Sally: I thought I’d done a lot of research before I moved into development with Playwrights Theatre Centre and Touchstone.  Wrong!  Martin Kinch (of PTC) and Katrina Dunn (of Touchstone) were adamant that the play sat a little uneasily in time. They cracked the whip and set me homework: a timeline.  I went back to the books and spent great whacks of time reading, making notes, figuring out what was going on when and how my characters could have done what they needed to do in the time frame of the play.  I then laboriously loaded the details – historical and character data - into a fifteen page timeline that spanned pre- World War I to 1970 and which moved from Russia to Germany to Canada.   Thank God they insisted I do this work.  I’m not a structured thinker.  I tend to process in images and leaps and swoops.  Despite this, I seem to want to write complicated narratives that move between realities and time periods.  Crazy!

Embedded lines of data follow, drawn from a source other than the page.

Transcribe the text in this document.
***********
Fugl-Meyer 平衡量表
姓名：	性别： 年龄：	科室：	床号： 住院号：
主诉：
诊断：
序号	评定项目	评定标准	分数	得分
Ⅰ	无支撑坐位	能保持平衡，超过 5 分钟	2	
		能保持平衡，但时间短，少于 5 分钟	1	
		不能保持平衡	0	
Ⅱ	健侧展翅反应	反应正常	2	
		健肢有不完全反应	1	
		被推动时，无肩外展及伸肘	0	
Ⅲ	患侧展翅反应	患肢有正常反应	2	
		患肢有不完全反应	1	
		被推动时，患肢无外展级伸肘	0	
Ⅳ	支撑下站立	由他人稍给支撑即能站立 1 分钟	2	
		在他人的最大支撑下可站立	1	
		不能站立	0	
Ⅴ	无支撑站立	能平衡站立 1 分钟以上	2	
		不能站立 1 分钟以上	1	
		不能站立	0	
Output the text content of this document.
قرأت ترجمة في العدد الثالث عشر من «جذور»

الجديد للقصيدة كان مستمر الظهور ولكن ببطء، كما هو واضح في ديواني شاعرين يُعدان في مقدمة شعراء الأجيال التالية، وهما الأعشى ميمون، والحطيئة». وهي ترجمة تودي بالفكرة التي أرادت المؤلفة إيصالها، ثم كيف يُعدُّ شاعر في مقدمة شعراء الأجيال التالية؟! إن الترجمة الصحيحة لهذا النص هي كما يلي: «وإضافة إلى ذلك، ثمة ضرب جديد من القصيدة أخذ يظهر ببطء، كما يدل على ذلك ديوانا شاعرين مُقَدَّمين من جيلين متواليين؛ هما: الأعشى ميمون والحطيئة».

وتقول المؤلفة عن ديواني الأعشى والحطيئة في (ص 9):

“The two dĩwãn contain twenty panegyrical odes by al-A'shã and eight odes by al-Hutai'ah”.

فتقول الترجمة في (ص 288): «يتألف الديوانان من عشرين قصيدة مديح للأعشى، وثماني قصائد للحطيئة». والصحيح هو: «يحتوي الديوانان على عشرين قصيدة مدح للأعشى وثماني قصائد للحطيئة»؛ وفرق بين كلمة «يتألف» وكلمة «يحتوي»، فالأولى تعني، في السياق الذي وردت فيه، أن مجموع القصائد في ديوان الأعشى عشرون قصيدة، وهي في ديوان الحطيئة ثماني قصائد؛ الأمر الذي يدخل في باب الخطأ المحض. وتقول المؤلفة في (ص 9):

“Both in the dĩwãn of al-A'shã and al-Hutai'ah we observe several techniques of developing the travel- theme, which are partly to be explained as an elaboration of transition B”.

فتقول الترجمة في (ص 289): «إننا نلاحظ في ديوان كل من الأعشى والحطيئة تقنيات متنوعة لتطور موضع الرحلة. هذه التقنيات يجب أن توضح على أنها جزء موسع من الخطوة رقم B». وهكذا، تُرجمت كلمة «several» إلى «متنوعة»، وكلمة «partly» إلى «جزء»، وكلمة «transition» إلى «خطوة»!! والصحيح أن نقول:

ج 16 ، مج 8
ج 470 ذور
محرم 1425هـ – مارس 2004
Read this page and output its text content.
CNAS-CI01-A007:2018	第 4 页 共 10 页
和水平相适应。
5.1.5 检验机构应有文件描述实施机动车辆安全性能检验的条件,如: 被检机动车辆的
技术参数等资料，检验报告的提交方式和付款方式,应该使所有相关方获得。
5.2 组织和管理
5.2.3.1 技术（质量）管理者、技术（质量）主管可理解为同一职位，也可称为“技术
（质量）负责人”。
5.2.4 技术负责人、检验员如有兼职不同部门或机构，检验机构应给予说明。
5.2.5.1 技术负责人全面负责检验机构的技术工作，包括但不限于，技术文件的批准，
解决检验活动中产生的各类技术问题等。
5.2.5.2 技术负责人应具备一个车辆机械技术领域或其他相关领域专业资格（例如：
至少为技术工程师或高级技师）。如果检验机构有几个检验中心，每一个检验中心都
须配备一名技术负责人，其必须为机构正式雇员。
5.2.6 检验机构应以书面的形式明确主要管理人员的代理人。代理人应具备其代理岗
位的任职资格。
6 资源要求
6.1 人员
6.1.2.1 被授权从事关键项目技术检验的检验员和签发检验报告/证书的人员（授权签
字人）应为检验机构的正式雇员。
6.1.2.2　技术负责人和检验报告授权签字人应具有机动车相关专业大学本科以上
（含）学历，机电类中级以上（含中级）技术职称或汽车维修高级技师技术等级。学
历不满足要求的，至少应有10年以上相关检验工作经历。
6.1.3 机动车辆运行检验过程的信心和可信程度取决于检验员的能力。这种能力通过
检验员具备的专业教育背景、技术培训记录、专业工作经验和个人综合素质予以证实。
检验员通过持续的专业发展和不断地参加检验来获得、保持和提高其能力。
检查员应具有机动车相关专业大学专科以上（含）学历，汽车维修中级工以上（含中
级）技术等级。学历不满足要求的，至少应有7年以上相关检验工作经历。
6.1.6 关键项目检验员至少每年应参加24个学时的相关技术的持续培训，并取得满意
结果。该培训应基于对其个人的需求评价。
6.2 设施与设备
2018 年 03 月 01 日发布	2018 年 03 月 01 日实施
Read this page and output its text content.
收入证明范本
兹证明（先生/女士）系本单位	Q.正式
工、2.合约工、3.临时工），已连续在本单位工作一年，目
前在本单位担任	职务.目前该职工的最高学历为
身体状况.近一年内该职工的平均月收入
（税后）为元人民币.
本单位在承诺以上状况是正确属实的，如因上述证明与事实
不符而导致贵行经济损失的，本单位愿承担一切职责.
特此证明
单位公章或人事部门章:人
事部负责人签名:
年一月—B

Doing this research, and especially laying it out in the timeline, made everything a lot less painful as we moved forward into development and, finally, rehearsals.  I felt pretty darn chuffed when a couple of the actors told me how helpful the timeline was to their work.  Hmmm, maybe I’ve learned a lesson.

Andrew: Yes! I can totally relate. My instinct is to write organically and then to spend most of the rest of the “writing” period going over and giving the piece some semblance of a structure. It’s amazing how helpful having something like a timeline can be. Not only does it impose a sense of temporal structure and logic, it can also set limitations on your imagination (which is sometimes very helpful). Can you tell us a little bit about the development process for this piece? The play was developed through PTC’s Flying Start program.

Sally: I began writing Herr Beckmann’s People  in 2005 (yikes!) at the Siminovitch Master Class.  The first draft was completed at the Playwrights Theatre Centre’s 2007 Playwrights Colony.  From there it went to Nightwood Theatre’s Groundswell Festival in Toronto before being selected for the Flying Start Program by Martin and Katrina.     

Flying Start is a collaborative initiative of PTC and Touchstone.   The goal of the program is to develop and professionally produce promising new plays by playwrights working to establish themselves.   It’s no secret that for new writers, and especially those working outside the theatre community, it’s tough to get scripts read let alone produced professionally.   

A little under two years ago I received an email telling me I was one of two PTC playwrights being considered for Flying Start.   It was a complete surprise.   I trotted along to an interview with Martin and Katrina where we talked about the play, my goals, and the Flying Start Program.   Obviously, I was thrilled to be invited to participate in Flying Start and especially when I heard that Martin and Katrina were also interested in assuming the pivotal roles of production dramaturg and director.   An opportunity to work with two of Vancouver’s most respected theatre professionals and organizations on the production of my script was a great gift.

My Flying Start experience has been stellar; my script received over a year of development including one-on-one dramaturgical sessions with Martin and some involving both Martin and Katrina; a number of planning sessions with both; several workshops involving some of Vancouver’s finest actors; and a spot in the PTC’s 2009 New Play Festival.  I’ve been consulted on and/or actively involved in every step of the production process including casting, design meetings, and rehearsals.  Meanwhile, Touchstone and PTC are working to help the script find ‘legs’ by extending invitations and promoting Herr Beckmann’s People to artistic directors, dramaturgs, and literary managers across the country.    I can’t thank PTC and Touchstone enough for this amazing experience.  Flying Start is an outstanding program for playwrights.  May it live long and be fruitful!  I urge playwrights to investigate.  In fact, after the matinee of Herr Beckmann’s People on Sunday, the 13th Martin, Katrina, and I will be there to talk about Flying Start: how it works, new developments, my experiences, and applying to the program.